The Lundy court’s RICO mail fraud conclusion reaffirms an important potential defense in any civil or criminal action involving the federal mail fraud statute, one of the broadest and most powerful statutes on the books. That is, a plaintiff must plead and prove that the mail itself helped to perpetrate or conceal a fraud.  

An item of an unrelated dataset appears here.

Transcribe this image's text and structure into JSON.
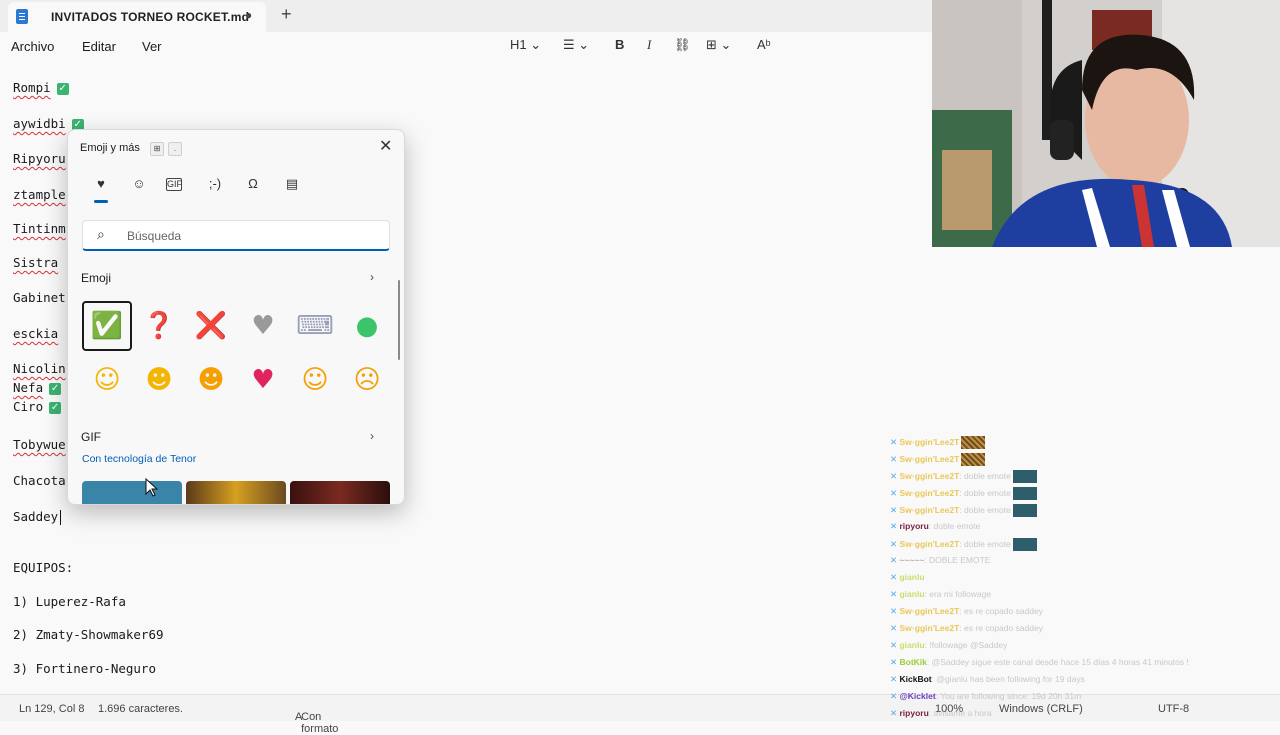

Just as private plaintiffs may rely on an alleged violation of the federal mail fraud statute under civil RICO, the Department of Justice (the “DOJ”) may predicate civil – in addition to criminal – liability on an alleged violation of the same statute. For instance, the DOJ has recently used FIRREA with greater frequency to pursue financial institutions and others involved in the financial markets for alleged frauds arising out of the financial crisis. As we have written about previously, FIRREA is a potent statute for several reasons, including because it permits the DOJ to pursue onerous civil remedies by a mere preponderance of the evidence instead of the more difficult to prove beyond a reasonable doubt standard that applies in criminal prosecutions or the clear and convincing evidence standard that may apply in other civil fraud contexts.13 Similarly, the DOJ can and does pursue, through a civil action, the forfeiture of property for alleged violations of the federal mail fraud statute.14  

Accordingly, those facing potential criminal or civil liability for mail fraud should assess carefully whether they can credibly argue that the alleged mailings at issue made detection of the alleged fraud more difficult, as in Lundy. For instance, where private plaintiffs or the DOJ allege that a defendant mailed account statements, pricing information or other material to a plaintiff, a defendant may be able to argue – again as in Lundy – that such mailings arguably revealed the fraudulent scheme, not concealed it. Indeed, private plaintiffs and the DOJ may be unable to allege or prove that the mailings at issue concealed fraud.

  1. FLSA Gap-Time

The Lundy court’s rejection of Plaintiffs’ FLSA gap-time theory makes FLSA claims more difficult to pursue in the Second Circuit. Significantly, the court disagreed with the Fourth Circuit in Monahan v. County of Chesterfield, Virginia, 95 F.3d 1263, 1279 (4th Cir. 1996) and declined to give any deference to Department of Labor (the “DOL”) ‘interpretive guidance” found in 29 C.F.R. §§ 778.315, 317, 322 which suggested that gap-time claims were actionable under the FLSA. The court explained that, unlike regulations, interpretive guidance is not binding as it does not have the force of law.  

In Monahan, the Fourth Circuit relied on the DOL guidance in explaining that, depending on the facts and circumstances, the FLSA requires an employer to pay an employee for all non-overtime gap-hours worked in a period in which the employee also worked overtime.15 The Second Circuit in Lundy rejected this view, however, stating that the DOL’s “interpretive guidance on which Monahan relied, insofar as it might be read to recognize gap-time claims under FLSA, is owed deference only to the extent it is persuasive: it is not.”16 Thus, defendants may now argue that Lundy created a complete bar to FLSA gap-time claims in the Second Circuit.